The Art of Smoking Meats

The days of 2017 are undoubtedly moving along at break-neck speed, thoughts of a runaway freight train come to mind. With the 4th of July holiday weekend in the past, farmers markets and roadside produce stands are vibrant and bountiful, almost to the point of being overwhelming—in the best way, of course. This is that magical time of year that we develop the uncontrollable urge to be outside every free minute with family and friends, paying homage to the “Backyard BBQ.”

The art of smoking meats is an extremely reliable cooking method enabling one to turn beef, pork, and poultry into a tender, over-the-top flavored dish.
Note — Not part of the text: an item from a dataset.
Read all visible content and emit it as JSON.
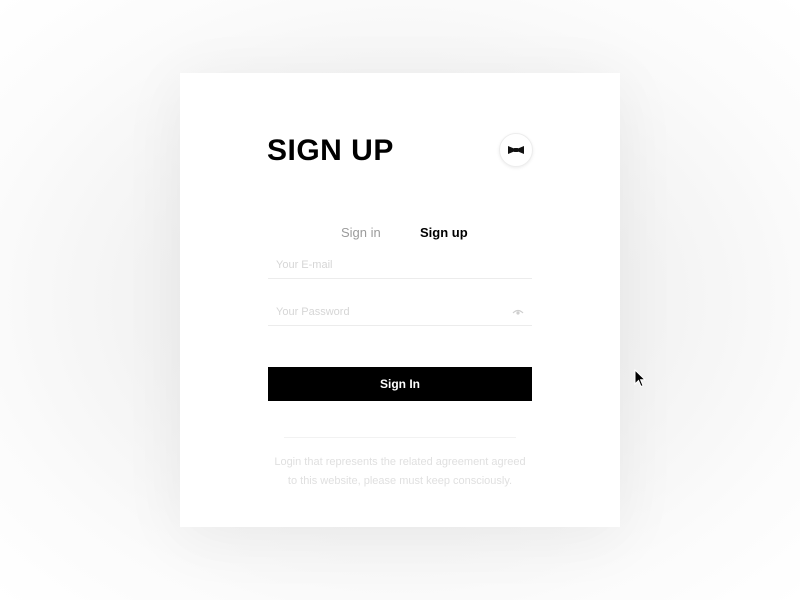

Is there a drawback to smoking meats, well maybe…? It takes time, patience and yes, can be intimidating if you’ve never tried it before. With a little education, plus a lot of that time and patience, the rewards far outweigh any concerns. The key to success in smoking meats is the tried-and-true…“Low and Slow”!
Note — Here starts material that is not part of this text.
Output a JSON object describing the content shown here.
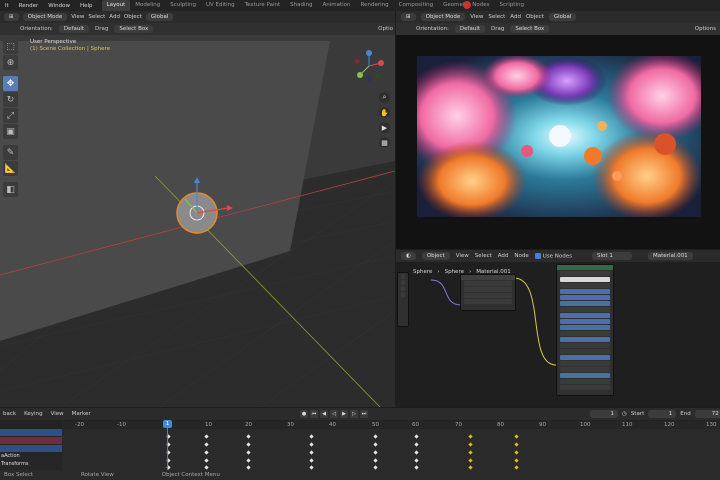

Like most aspects of life, one must endure a few rounds of trial and error before any skill is mastered. It is the education that comes from this exercise that improves one’s skill, strengthens confidence using the BBQ/Smoker—and results in exceptional and memorable flavors.

While not an exact step-by-step method to smoking meats, here are the basics:

  1. Always begin with quality meat. This is important; do not compromise.
  2. Start with the meat at room temperature—it is a must.
  3. Season well with a rub. Salt and black pepper never disappoint.
  4. Moisture matters. Use a small pan of liquid in the BBQ/Smoker or baste ritually during the smoking process. Liquids of choice include apple juice, stock, coffee and of course let’s not forget about beer!
  5. Ideal cooking temperature is 225°. For meats that will be smoked longer than 6 hours, I like to bring the temperature down to 180° during those last hours.
  6. Always let the meat “rest.” For larger cuts of meat, such as brisket, first loosely wrap in butcher paper and then rest for 45 minutes to 1 hour at 125°-130°.
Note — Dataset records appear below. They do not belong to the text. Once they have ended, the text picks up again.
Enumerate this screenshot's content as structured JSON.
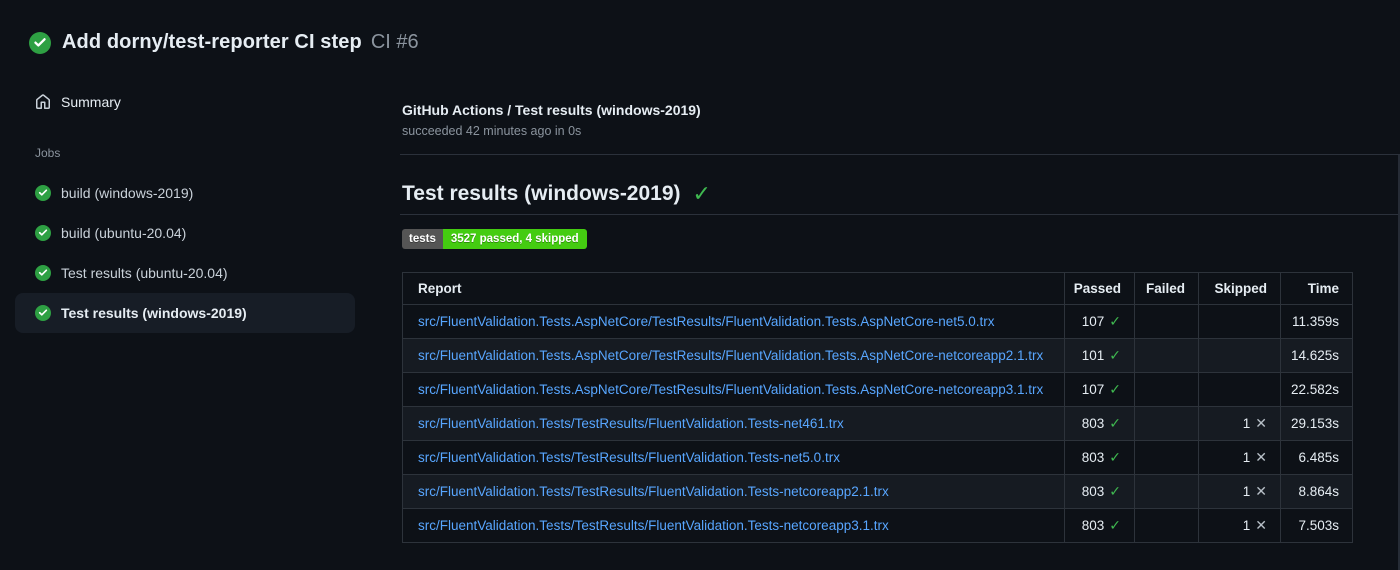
{
  "icons": {
    "check": "✓",
    "cross": "✕"
  },
  "header": {
    "title": "Add dorny/test-reporter CI step",
    "run_number": "CI #6"
  },
  "sidebar": {
    "summary_label": "Summary",
    "jobs_label": "Jobs",
    "jobs": [
      {
        "label": "build (windows-2019)",
        "status": "success",
        "selected": false
      },
      {
        "label": "build (ubuntu-20.04)",
        "status": "success",
        "selected": false
      },
      {
        "label": "Test results (ubuntu-20.04)",
        "status": "success",
        "selected": false
      },
      {
        "label": "Test results (windows-2019)",
        "status": "success",
        "selected": true
      }
    ]
  },
  "main": {
    "check_title": "GitHub Actions / Test results (windows-2019)",
    "check_status": "succeeded 42 minutes ago in 0s",
    "section_title": "Test results (windows-2019)",
    "badge": {
      "label": "tests",
      "value": "3527 passed, 4 skipped",
      "label_bg": "#555555",
      "value_bg": "#44cc11"
    },
    "table": {
      "columns": [
        "Report",
        "Passed",
        "Failed",
        "Skipped",
        "Time"
      ],
      "rows": [
        {
          "report": "src/FluentValidation.Tests.AspNetCore/TestResults/FluentValidation.Tests.AspNetCore-net5.0.trx",
          "passed": "107",
          "failed": "",
          "skipped": "",
          "time": "11.359s"
        },
        {
          "report": "src/FluentValidation.Tests.AspNetCore/TestResults/FluentValidation.Tests.AspNetCore-netcoreapp2.1.trx",
          "passed": "101",
          "failed": "",
          "skipped": "",
          "time": "14.625s"
        },
        {
          "report": "src/FluentValidation.Tests.AspNetCore/TestResults/FluentValidation.Tests.AspNetCore-netcoreapp3.1.trx",
          "passed": "107",
          "failed": "",
          "skipped": "",
          "time": "22.582s"
        },
        {
          "report": "src/FluentValidation.Tests/TestResults/FluentValidation.Tests-net461.trx",
          "passed": "803",
          "failed": "",
          "skipped": "1",
          "time": "29.153s"
        },
        {
          "report": "src/FluentValidation.Tests/TestResults/FluentValidation.Tests-net5.0.trx",
          "passed": "803",
          "failed": "",
          "skipped": "1",
          "time": "6.485s"
        },
        {
          "report": "src/FluentValidation.Tests/TestResults/FluentValidation.Tests-netcoreapp2.1.trx",
          "passed": "803",
          "failed": "",
          "skipped": "1",
          "time": "8.864s"
        },
        {
          "report": "src/FluentValidation.Tests/TestResults/FluentValidation.Tests-netcoreapp3.1.trx",
          "passed": "803",
          "failed": "",
          "skipped": "1",
          "time": "7.503s"
        }
      ]
    }
  },
  "colors": {
    "background": "#0d1117",
    "success_green": "#2ea043",
    "check_green": "#3fb950",
    "link_blue": "#58a6ff",
    "text_secondary": "#8b949e"
  }
}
Ok, if you’re like me the wheels are turning and thoughts are racing as to what will be on the BBQ this weekend. Start your shopping list, don’t forget to include some Layer Cake Cabernet Sauvignon or Shiraz (because you’ll need some for the “time and patience” part, then to enjoy with fruits of your smoking labor) and embrace the adventure ahead.

Good luck and enjoy the process, the tasting, and the smells!